L1-based reduced over collocation and hyper reduction for steady state and time-dependent nonlinear equations

TL;DR

This paper introduces the L1-ROC method, a novel reduced collocation approach that enhances efficiency and stability in solving nonlinear parametrized PDEs by augmenting the empirical interpolation method with L1-norm-based error estimation.

Contribution

It extends the empirical interpolation method as a direct solver for nonlinear pPDEs, improving efficiency and stability over traditional RBM approaches.

Findings

L1-ROC achieves high efficiency in offline and online stages.

The method maintains high accuracy for time-dependent and steady-state nonlinear problems.
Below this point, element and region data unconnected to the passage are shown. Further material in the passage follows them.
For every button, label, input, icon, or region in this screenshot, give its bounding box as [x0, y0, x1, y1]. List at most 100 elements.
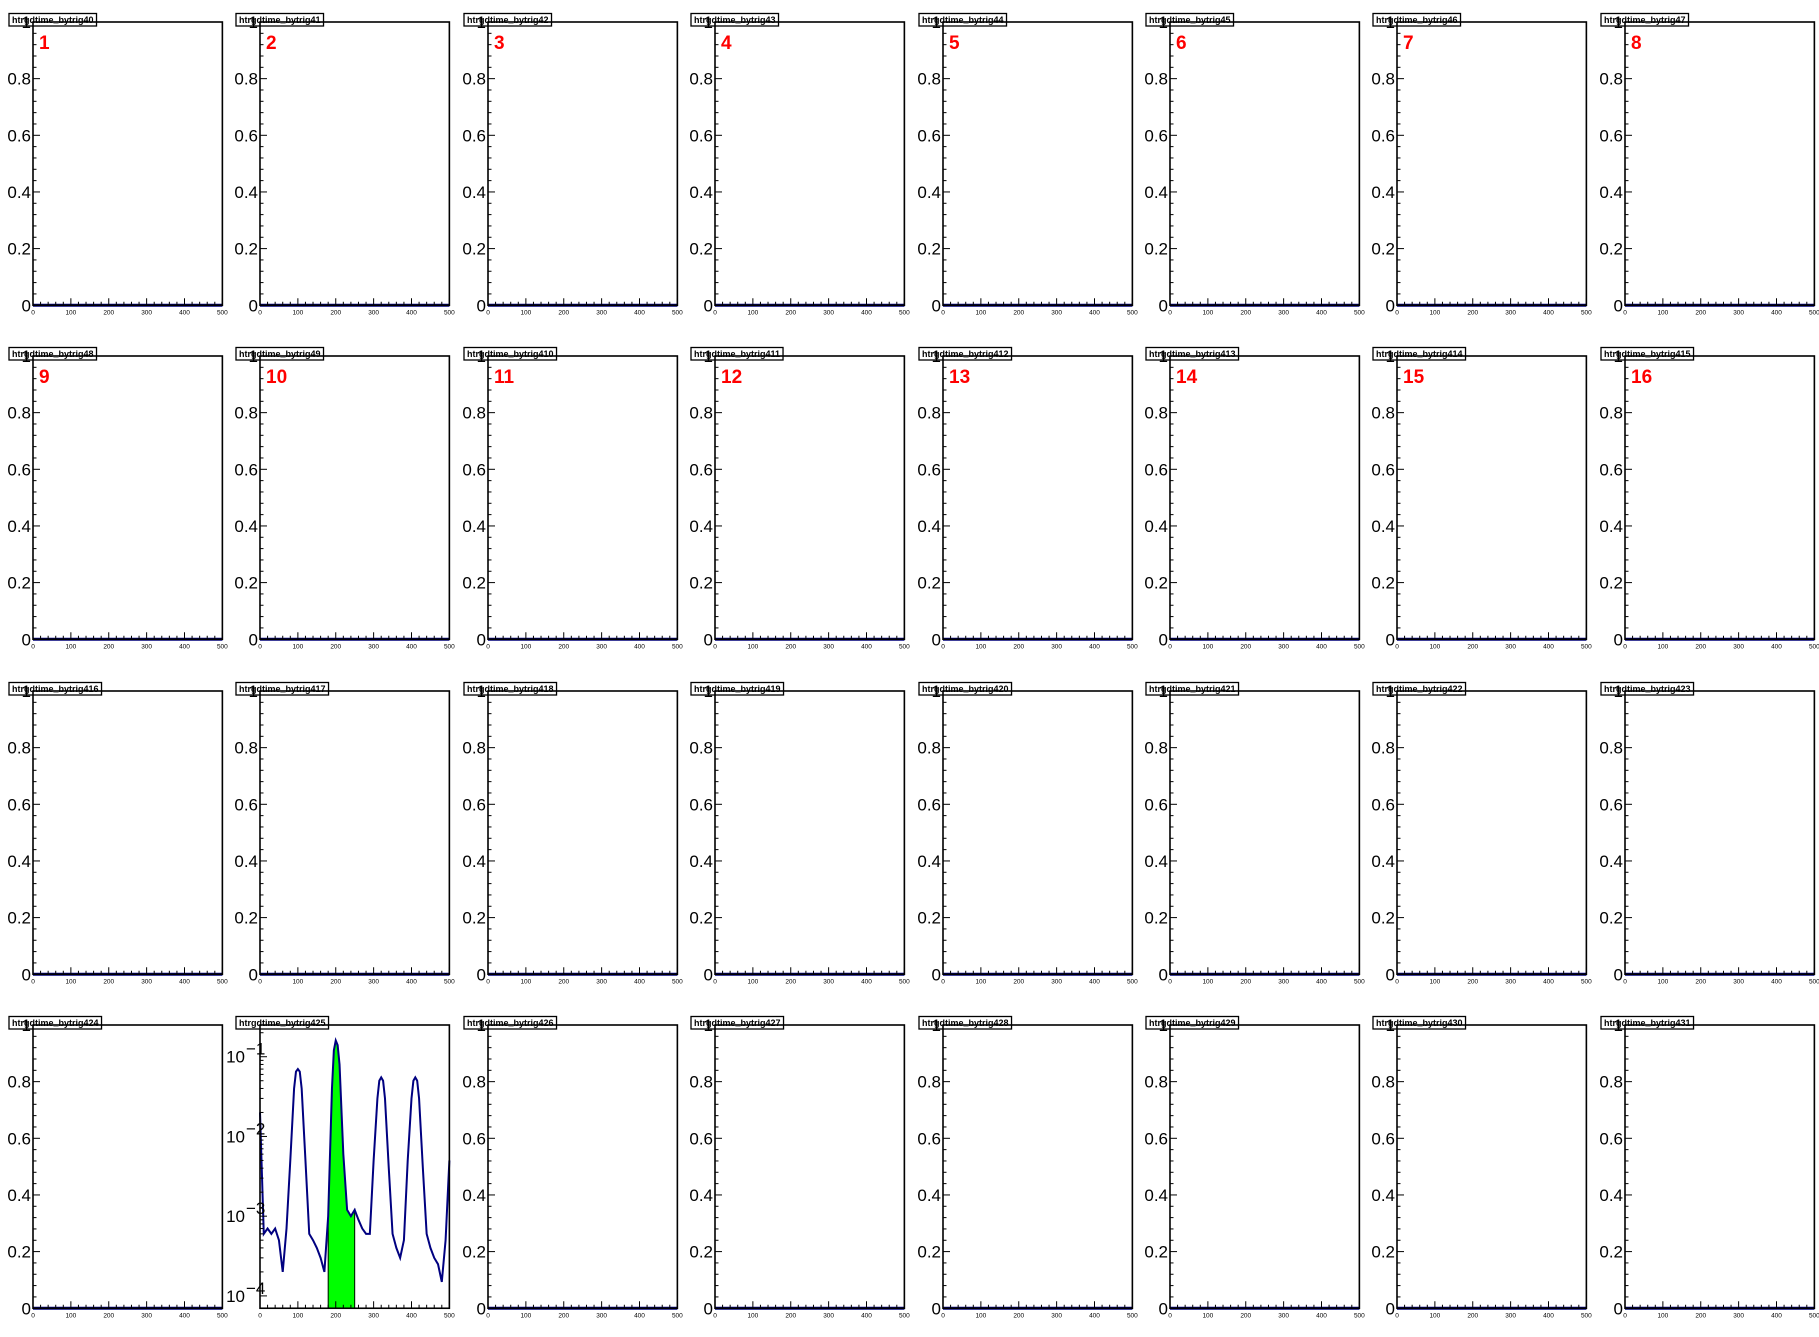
- y-tick-label: 0.6: [689, 795, 713, 814]
- title-border: [8, 347, 98, 361]
- x-tick-label: 0: [259, 309, 263, 316]
- y-tick-label: 0.6: [235, 126, 259, 145]
- y-tick-label: 0.2: [917, 908, 941, 927]
- x-tick-label: 0: [713, 1312, 717, 1319]
- histogram-svg: htrgdtime_bytrig44 0 0.2 0.4 0.6 0.8 1 0 100 200 3…: [917, 12, 1138, 316]
- x-tick-label: 500: [1354, 978, 1365, 985]
- y-tick-label: 1: [249, 682, 258, 701]
- x-tick-label: 500: [1581, 644, 1592, 651]
- title-box: htrgdtime_bytrig410: [463, 347, 557, 361]
- y-tick-label: 0.8: [1599, 738, 1623, 757]
- histogram-title: htrgdtime_bytrig45: [1149, 15, 1231, 25]
- x-tick-label: 200: [331, 644, 342, 651]
- plot-frame: [1623, 21, 1815, 307]
- y-tick-label: 0.2: [1144, 240, 1168, 259]
- y-tick-label: 0.6: [1144, 126, 1168, 145]
- plot-frame: [1396, 355, 1588, 641]
- plot-frame: [259, 1023, 451, 1309]
- title-border: [235, 12, 325, 27]
- y-tick-label: 0.8: [1144, 404, 1168, 423]
- x-tick-label: 100: [520, 309, 531, 316]
- y-tick-label: 0.4: [1372, 183, 1396, 202]
- histogram-pad: htrgdtime_bytrig415 0 0.2 0.4 0.6 0.8 1 0 100 200…: [1592, 334, 1819, 668]
- y-tick-label: 1: [476, 13, 485, 32]
- title-border: [690, 681, 785, 696]
- y-tick-label: 0.4: [1372, 851, 1396, 870]
- y-tick-label: 0.8: [462, 70, 486, 89]
- histogram-svg: htrgdtime_bytrig428 0 0.2 0.4 0.6 0.8 1 0 100 200…: [917, 1015, 1138, 1319]
- y-tick-label: 0.6: [917, 461, 941, 480]
- y-tick-label: 0.4: [689, 1186, 713, 1205]
- x-tick-label: 0: [941, 1312, 945, 1319]
- histogram-svg: htrgdtime_bytrig411 0 0.2 0.4 0.6 0.8 1 0 100 200…: [689, 347, 910, 651]
- x-tick-label: 100: [293, 1312, 304, 1319]
- x-tick-label: 400: [1543, 1312, 1554, 1319]
- title-border: [1599, 1015, 1694, 1030]
- histogram-svg: htrgdtime_bytrig419 0 0.2 0.4 0.6 0.8 1 0 100 200…: [689, 681, 910, 985]
- x-tick-label: 400: [1771, 309, 1782, 316]
- y-tick-label: 0: [931, 965, 940, 984]
- x-tick-label: 100: [293, 978, 304, 985]
- y-tick-label: 0.8: [689, 738, 713, 757]
- title-box: htrgdtime_bytrig420: [917, 681, 1012, 696]
- y-tick-label: 0.2: [7, 574, 31, 593]
- histogram-svg: htrgdtime_bytrig414 0 0.2 0.4 0.6 0.8 1 0 100 200…: [1372, 347, 1592, 651]
- title-box: htrgdtime_bytrig43: [690, 12, 780, 27]
- title-box: htrgdtime_bytrig429: [1145, 1015, 1240, 1030]
- x-tick-label: 400: [634, 644, 645, 651]
- x-tick-label: 400: [179, 1312, 190, 1319]
- x-tick-label: 0: [1623, 978, 1627, 985]
- x-tick-label: 300: [596, 978, 607, 985]
- y-tick-label: 0.4: [462, 517, 486, 536]
- histogram-pad: htrgdtime_bytrig41 0 0.2 0.4 0.6 0.8 1 0 100 200 3…: [227, 0, 456, 334]
- histogram-svg: htrgdtime_bytrig430 0 0.2 0.4 0.6 0.8 1 0 100 200…: [1372, 1015, 1592, 1319]
- title-box: htrgdtime_bytrig42: [463, 12, 552, 27]
- title-border: [917, 681, 1012, 696]
- y-tick-label: 0: [1613, 965, 1622, 984]
- x-tick-label: 200: [785, 1312, 796, 1319]
- y-tick-label: 1: [704, 1016, 713, 1035]
- y-tick-label: 0.6: [7, 126, 31, 145]
- histogram-title: htrgdtime_bytrig43: [694, 15, 776, 25]
- y-tick-label: 0: [22, 965, 31, 984]
- histogram-title: htrgdtime_bytrig423: [1604, 684, 1691, 694]
- histogram-pad: htrgdtime_bytrig425 10 −1 10 −2 10 −3 10 −4 0 100 2…: [226, 1003, 456, 1337]
- title-box: htrgdtime_bytrig422: [1372, 681, 1467, 696]
- x-tick-label: 300: [596, 644, 607, 651]
- x-tick-label: 100: [748, 309, 759, 316]
- x-tick-label: 500: [1809, 309, 1819, 316]
- pad-number-label: 15: [1403, 367, 1425, 388]
- x-tick-label: 500: [899, 1312, 910, 1319]
- y-tick-label: 0: [1158, 296, 1167, 315]
- histogram-svg: htrgdtime_bytrig418 0 0.2 0.4 0.6 0.8 1 0 100 200…: [462, 681, 683, 985]
- y-tick-label: 0.2: [7, 240, 31, 259]
- x-tick-label: 500: [444, 644, 455, 651]
- y-tick-label: 1: [22, 1016, 31, 1035]
- x-tick-label: 500: [1354, 309, 1365, 316]
- y-tick-label: 0.2: [689, 1242, 713, 1261]
- y-tick-label: 0: [1386, 1299, 1395, 1318]
- histogram-svg: htrgdtime_bytrig47 0 0.2 0.4 0.6 0.8 1 0 100 200 3…: [1599, 12, 1819, 316]
- x-tick-label: 100: [293, 309, 304, 316]
- x-tick-label: 400: [1316, 978, 1327, 985]
- y-tick-label: 0.4: [1599, 183, 1623, 202]
- x-tick-label: 100: [520, 978, 531, 985]
- y-tick-label: 0.8: [1599, 70, 1623, 89]
- y-tick-label: 1: [22, 13, 31, 32]
- histogram-title: htrgdtime_bytrig44: [922, 15, 1004, 25]
- x-tick-label: 300: [1733, 978, 1744, 985]
- histogram-title: htrgdtime_bytrig419: [694, 684, 781, 694]
- plot-frame: [32, 21, 224, 307]
- y-tick-label: 0.4: [689, 851, 713, 870]
- pad-number-label: 8: [1631, 33, 1642, 54]
- pad-number-label: 4: [721, 33, 732, 54]
- x-tick-label: 200: [785, 978, 796, 985]
- x-tick-label: 0: [486, 309, 490, 316]
- x-tick-label: 300: [1733, 644, 1744, 651]
- plot-frame: [1169, 21, 1361, 307]
- histogram-svg: htrgdtime_bytrig41 0 0.2 0.4 0.6 0.8 1 0 100 200 3…: [235, 12, 456, 316]
- x-tick-label: 200: [103, 309, 114, 316]
- histogram-title: htrgdtime_bytrig417: [239, 684, 326, 694]
- y-tick-label: 0.2: [689, 240, 713, 259]
- y-tick-label: 0.8: [917, 738, 941, 757]
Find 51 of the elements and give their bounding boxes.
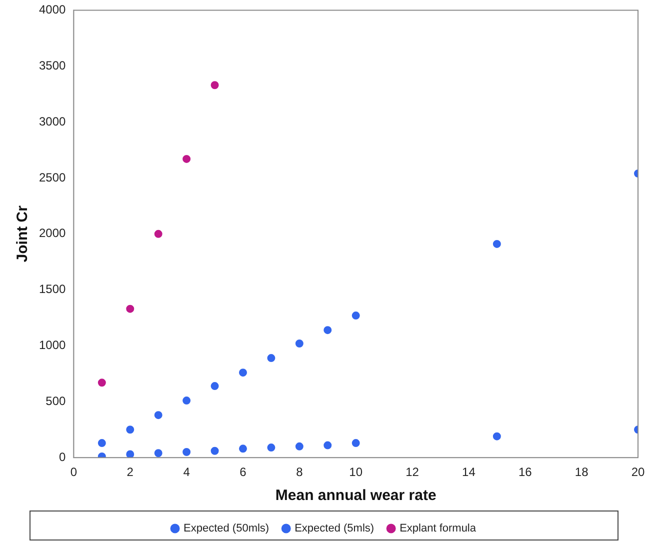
point: [126, 304, 134, 313]
point: [295, 442, 304, 450]
x-tick-label: 14: [462, 465, 476, 480]
y-tick-label: 3000: [38, 114, 66, 128]
y-tick-label: 0: [59, 450, 66, 464]
point: [267, 444, 276, 452]
point: [324, 326, 332, 334]
y-tick-label: 3500: [38, 58, 66, 72]
point: [352, 312, 360, 320]
y-axis-title: Joint Cr: [14, 205, 32, 262]
x-tick-label: 4: [183, 465, 190, 480]
y-tick-label: 500: [46, 394, 66, 408]
point: [154, 449, 162, 458]
y-tick-label: 2000: [38, 226, 66, 240]
y-tick-label: 2500: [38, 170, 66, 184]
point: [182, 448, 191, 456]
point: [154, 411, 162, 420]
legend-label: Expected (5mls): [294, 522, 374, 535]
x-tick-label: 18: [574, 465, 589, 480]
x-tick-label: 20: [631, 465, 645, 480]
point: [126, 450, 134, 458]
point: [98, 439, 106, 448]
point: [182, 154, 191, 163]
x-tick-label: 16: [518, 465, 532, 480]
y-tick-label: 1000: [38, 338, 66, 352]
point: [238, 444, 247, 453]
point: [267, 354, 276, 362]
point: [492, 432, 501, 440]
point: [352, 439, 360, 448]
point: [154, 230, 162, 238]
point: [126, 426, 134, 434]
point: [238, 368, 247, 377]
x-tick-label: 8: [296, 465, 304, 480]
x-axis-title: Mean annual wear rate: [275, 487, 436, 504]
point: [98, 378, 106, 387]
y-tick-label: 4000: [38, 2, 66, 17]
point: [210, 81, 219, 90]
legend-label: Explant formula: [400, 522, 477, 535]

L1-ROC demonstrates superior stability compared to existing methods.

Abstract

The task of repeatedly solving parametrized partial differential equations (pPDEs) in, e.g. optimization or interactive applications, makes it imperative to design highly efficient and equally accurate surrogate models. The reduced basis method (RBM) presents as such an option. Enabled by a mathematically rigorous error estimator, RBM constructs a low-dimensional subspace of the parameter-induced high fidelity solution manifold from which an approximate solution is computed. It can improve efficiency by several orders of magnitudes leveraging an offline-online decomposition procedure. However, this decomposition, usually through the empirical interpolation method (EIM) when the PDE is nonlinear or its parameter dependence nonaffine, is either challenging to implement, or severely degrades online efficiency. In this paper, we augment and extend the EIM approach as a direct solver, as opposed to an assistant, for solving nonlinear pPDEs on the reduced level. The resulting method, called Reduced Over-Collocation method (ROC), is stable and capable of avoiding the efficiency degradation inherent to a traditional application of EIM. Two critical ingredients of the scheme are collocation at about twice as many locations as the dimension of the reduced solution space, and an efficient L1-norm-based error indicator for the strategic selection of the parameter values to build the reduced solution space. Together, these two ingredients render the proposed L1-ROC scheme both offline- and online-efficient. A distinctive feature is that the efficiency degradation appearing in alternative RBM approaches that utilize EIM for nonlinear and nonaffine problems is circumvented, both in the offline and online stages. Numerical tests on different families of time-dependent and steady-state nonlinear problems demonstrate the high efficiency and accuracy of L1-ROC and its superior stability performance.